CD300LG^highACE^low subset in TAMos plays a major role in T_CM cell differentiation. ScRNA‐seq analysis of TAMos purified from the spleens of B16‐OVA tumor‐bearing mice (twelve pooled mice, a–e). a) UMAP plot showing ten subclusters of TAMos utilizing graph‐based clustering (n = 7113 single cells). b) Heatmap showing scaled expression patterns of the top marker genes in each cell cluster.
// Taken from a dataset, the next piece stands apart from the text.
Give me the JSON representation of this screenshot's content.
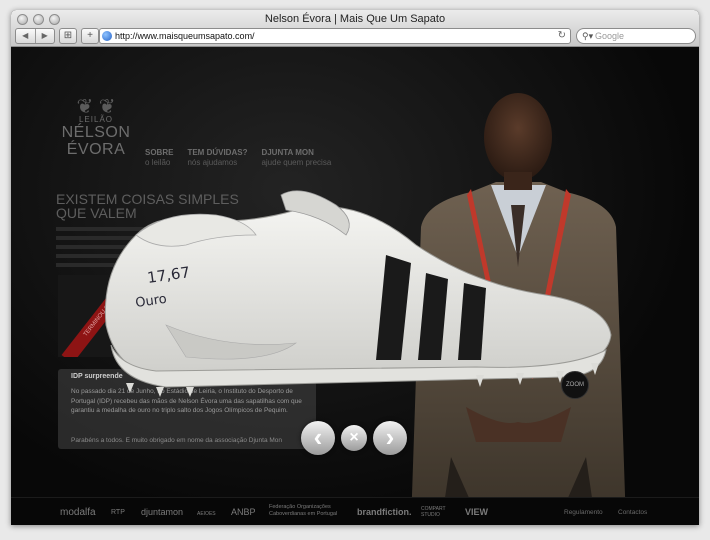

Clusters 8 and 9 represent B and T cells, respectively. Cluster 6 represents adherent cells. c) Trajectory of cells from the TAMo clusters 0–5 and 7 using the Monocle 2 algorithm. Each dot represents a single cell (n = 6788 cells). d) UMAP plots showing expression levels of Cd300lg and Ace in the different clusters of TAMos. e) Cd300lg and Ace expression levels in clusters 0, 3, 4 and clusters 1, 2, 5, 7 of TAMos. f–h) CD8⁺ T cells were cocultured with purified TAMos, CD300LG^lowACE^high TAMos, or CD300LG^highACE^low TAMos derived from B16‐OVA tumor‐bearing mice (five pooled mice) or cultured alone in the presence of anti‐CD3 and anti‐CD28 antibodies, followed by flow cytometry to determine proportions of CD44⁺CD62L⁺ cells f,g) and CD62L levels h) in CD8⁺ T cells (n = 2 or 3 cell cultures). Data are representative of two independent experiments f–h) and shown as means ± SEM e,g,h). Statistical significance was assessed using a two‐tailed unpaired Student's t test e,g,h). *p < 0.05, ^** p < 0.01, ^**** p < 0.0001.